(version 2022_01_03)
This tutorial explains how to refine the motif search to search not only for sequences of notes, but for sequences of notes with a specific rhythm.
The tutorial follows on from the "Tutorial Notes Advanced Part 1: Motif search at Josquin". The first steps are therefore identical.

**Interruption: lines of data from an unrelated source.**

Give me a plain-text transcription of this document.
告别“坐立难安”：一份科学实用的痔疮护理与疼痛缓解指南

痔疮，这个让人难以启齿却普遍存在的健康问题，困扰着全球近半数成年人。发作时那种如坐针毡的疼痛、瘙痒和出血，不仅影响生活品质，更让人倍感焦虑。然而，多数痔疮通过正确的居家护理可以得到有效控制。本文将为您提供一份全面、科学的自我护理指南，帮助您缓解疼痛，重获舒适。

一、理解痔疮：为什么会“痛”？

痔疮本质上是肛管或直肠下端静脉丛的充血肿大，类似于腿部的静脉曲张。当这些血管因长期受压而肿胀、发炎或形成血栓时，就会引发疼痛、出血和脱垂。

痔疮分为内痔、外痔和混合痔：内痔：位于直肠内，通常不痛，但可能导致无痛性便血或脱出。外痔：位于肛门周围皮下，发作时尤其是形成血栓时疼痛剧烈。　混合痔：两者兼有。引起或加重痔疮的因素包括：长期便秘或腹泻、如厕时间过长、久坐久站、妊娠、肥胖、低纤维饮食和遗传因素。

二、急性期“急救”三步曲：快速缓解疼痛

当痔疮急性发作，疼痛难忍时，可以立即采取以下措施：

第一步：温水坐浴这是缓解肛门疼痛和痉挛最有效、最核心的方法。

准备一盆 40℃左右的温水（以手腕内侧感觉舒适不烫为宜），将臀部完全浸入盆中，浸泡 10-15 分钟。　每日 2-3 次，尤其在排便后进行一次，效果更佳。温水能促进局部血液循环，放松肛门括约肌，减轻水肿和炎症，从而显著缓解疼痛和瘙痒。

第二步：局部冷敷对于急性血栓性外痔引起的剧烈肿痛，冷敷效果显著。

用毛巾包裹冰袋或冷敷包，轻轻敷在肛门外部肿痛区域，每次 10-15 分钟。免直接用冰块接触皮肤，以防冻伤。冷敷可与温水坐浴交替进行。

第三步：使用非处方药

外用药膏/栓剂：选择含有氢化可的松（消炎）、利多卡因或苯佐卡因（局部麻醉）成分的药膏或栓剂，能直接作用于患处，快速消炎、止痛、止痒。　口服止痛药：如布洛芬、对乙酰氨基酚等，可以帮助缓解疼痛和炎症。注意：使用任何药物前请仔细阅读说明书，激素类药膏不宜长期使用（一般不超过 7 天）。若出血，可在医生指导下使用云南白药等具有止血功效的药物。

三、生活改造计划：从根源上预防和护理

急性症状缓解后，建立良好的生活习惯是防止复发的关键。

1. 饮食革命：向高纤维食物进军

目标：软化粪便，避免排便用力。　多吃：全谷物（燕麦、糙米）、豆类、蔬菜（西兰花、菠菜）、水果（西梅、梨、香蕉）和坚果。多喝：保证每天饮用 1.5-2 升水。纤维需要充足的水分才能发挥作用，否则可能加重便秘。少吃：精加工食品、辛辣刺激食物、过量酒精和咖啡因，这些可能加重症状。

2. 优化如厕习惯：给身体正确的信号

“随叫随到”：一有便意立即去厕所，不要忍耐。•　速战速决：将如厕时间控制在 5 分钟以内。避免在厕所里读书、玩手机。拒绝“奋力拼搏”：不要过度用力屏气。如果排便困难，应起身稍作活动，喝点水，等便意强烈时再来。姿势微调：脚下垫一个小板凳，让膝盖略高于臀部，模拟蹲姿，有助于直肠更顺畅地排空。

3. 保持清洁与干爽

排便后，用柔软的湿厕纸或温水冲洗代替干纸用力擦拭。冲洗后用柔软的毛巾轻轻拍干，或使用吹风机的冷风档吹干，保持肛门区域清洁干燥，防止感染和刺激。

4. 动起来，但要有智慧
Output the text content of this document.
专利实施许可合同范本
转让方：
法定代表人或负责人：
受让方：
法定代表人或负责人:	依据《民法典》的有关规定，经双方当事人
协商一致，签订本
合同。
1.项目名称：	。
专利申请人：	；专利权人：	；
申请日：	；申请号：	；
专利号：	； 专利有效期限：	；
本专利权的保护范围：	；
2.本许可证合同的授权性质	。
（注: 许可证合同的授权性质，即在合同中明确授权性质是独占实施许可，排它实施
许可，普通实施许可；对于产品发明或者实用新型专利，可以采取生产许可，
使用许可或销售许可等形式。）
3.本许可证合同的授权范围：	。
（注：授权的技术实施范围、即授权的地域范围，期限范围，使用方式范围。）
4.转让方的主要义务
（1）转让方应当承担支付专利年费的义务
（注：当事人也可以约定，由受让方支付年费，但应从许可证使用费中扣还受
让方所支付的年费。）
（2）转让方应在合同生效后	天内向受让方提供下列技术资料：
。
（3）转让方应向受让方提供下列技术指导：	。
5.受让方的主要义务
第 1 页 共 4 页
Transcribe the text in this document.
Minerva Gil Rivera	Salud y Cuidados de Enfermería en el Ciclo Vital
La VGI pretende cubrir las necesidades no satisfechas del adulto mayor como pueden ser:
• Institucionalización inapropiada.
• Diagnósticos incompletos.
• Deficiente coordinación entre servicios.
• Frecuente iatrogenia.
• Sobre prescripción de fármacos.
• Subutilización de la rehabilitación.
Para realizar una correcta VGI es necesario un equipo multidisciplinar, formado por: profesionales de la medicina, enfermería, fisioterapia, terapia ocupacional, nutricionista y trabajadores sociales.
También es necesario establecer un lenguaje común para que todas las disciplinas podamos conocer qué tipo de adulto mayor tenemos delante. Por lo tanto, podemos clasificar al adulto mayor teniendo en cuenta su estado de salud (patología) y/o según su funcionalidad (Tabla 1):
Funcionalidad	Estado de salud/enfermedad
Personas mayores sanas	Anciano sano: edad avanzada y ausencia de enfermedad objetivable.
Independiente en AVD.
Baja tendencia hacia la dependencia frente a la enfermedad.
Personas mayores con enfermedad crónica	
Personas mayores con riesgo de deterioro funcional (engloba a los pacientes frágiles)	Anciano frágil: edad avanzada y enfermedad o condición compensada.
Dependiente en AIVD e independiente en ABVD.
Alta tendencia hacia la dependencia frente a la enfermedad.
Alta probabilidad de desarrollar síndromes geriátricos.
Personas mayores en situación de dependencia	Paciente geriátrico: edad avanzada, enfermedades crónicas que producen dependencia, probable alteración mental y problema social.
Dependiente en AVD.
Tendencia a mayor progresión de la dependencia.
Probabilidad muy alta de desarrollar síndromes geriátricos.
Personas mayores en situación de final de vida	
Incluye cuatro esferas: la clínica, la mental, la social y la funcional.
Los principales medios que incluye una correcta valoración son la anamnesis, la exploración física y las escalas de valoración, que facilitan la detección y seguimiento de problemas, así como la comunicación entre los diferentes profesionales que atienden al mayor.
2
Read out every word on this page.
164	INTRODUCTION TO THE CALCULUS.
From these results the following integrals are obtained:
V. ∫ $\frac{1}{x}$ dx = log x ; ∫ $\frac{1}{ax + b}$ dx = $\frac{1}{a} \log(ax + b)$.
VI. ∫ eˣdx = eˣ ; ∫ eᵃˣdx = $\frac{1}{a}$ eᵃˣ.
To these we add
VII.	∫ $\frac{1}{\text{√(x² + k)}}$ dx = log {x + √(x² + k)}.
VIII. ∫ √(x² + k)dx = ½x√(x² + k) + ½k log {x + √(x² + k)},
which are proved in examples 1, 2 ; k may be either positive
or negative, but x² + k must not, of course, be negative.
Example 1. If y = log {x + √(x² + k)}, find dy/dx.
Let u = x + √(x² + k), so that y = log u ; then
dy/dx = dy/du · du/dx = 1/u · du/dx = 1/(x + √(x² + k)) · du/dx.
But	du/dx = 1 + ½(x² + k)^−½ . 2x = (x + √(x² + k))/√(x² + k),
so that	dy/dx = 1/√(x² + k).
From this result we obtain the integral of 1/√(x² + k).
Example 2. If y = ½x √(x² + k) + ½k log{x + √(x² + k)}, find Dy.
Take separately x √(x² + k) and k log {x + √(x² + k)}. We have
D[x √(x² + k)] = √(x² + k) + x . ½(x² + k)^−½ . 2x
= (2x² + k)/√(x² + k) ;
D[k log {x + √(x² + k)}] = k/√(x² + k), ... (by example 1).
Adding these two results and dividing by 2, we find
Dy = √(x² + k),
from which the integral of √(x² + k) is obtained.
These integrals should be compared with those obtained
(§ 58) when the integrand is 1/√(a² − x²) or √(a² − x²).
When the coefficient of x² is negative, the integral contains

However, we have chosen another music example: a composition by a composer in whom the use of motifs plays a particularly important role: the first movement of the String Quartet Op. 18, No. 1, by Ludwig van Beethoven.
from music21 import *
url = 'https://analyse.hfm-weimar.de/database/03/BeLuva_Op18_1-6_1-4_StringQuar_003_00104.xml'
music = converter.parse(url)
music.show()
In order to search for repetitions of the opening motive in exactly the same rhythmic structure, the melodic pattern must now be defined in rhythmic terms as well:
StreamMot=stream.Stream()
StreamMot.append(note.Note('F', quarterLength=1.5))
StreamMot.append(note.Note('G', quarterLength= 0.25))
StreamMot.append(note.Note('F', quarterLength=0.25))
StreamMot.append(note.Note('E', quarterLength=0.5))
StreamMot.append(note.Note('F', quarterLength=0.5))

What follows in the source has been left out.